Delay has no help for this issue, we must follow the order to power on one by one.

>
> In either case it sounds like a device defect, because I don't see
> anything in the PCI Power Management spec about ordering requirements
> for multifunction devices.
>
> Speaking of ordering, what is it that guarantees 02:00.0 will be
> powered up before 02:00.1 when async suspend is disabled? Is it the
> dpm_noirq_list order in dpm_resume_noirq()?
Yes, it depends on that list to power on in order.

>
> I don't know how much we gain by allowing async resume of
> multifunction devices. Is it possible that Windows always powers up
> multifunction devices in order?
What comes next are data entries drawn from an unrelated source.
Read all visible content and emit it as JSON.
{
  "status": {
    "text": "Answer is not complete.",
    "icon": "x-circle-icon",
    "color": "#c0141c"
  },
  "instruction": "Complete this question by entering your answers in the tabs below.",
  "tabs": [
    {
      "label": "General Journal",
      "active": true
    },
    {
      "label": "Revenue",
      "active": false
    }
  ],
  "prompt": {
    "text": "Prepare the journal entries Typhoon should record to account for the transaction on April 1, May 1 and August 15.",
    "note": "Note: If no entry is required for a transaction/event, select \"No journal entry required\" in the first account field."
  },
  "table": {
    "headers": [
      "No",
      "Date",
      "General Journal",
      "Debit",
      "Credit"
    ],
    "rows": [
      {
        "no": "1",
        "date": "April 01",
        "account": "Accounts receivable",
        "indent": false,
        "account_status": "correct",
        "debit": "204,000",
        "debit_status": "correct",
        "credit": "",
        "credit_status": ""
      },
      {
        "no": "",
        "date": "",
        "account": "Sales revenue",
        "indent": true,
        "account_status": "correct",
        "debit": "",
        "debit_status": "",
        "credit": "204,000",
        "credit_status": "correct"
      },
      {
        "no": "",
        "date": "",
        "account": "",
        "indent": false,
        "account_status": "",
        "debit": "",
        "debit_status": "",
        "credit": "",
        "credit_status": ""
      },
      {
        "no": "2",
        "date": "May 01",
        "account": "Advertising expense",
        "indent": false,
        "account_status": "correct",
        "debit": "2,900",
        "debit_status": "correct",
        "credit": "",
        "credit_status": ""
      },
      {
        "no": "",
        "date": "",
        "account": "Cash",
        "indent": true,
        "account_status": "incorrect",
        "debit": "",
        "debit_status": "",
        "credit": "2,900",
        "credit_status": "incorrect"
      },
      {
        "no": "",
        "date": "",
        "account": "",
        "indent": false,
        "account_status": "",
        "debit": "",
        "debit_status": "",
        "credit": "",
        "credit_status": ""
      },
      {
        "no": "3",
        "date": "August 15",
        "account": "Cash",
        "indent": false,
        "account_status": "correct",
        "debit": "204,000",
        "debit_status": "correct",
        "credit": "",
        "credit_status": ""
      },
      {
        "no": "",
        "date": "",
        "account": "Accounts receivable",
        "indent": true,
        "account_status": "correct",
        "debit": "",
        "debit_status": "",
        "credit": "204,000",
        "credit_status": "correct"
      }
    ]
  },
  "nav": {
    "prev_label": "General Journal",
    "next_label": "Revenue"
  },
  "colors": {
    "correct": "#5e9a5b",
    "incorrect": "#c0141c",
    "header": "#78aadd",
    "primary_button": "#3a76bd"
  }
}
I doubt that Windows would have a
> quirk similar to what you're proposing here, so I wonder how they deal
> with this issue.
>
> It sounds like this issue only affects multifunction JMicron devices,
> so possibly the quirk could be made smarter by only disabling async
> suspend when it finds those.
Yes, the new quirk-solution will be sent out soon.

>
> Per https://bugzilla.kernel.org/show_bug.cgi?id=81551#c8, this is a
> regression introduced by 76569faa62c4 ("PM / sleep: Asynchronous
> threads for resume_noirq"), which appeared in v3.15. That information
> needs to be in the changelog.
>
Fairly enough. The new quirk-solution patch has been tested by Barto successfully,
will update the changelog with more detail.
It is regression, but not fully real since we actually found the character for JMicron devices.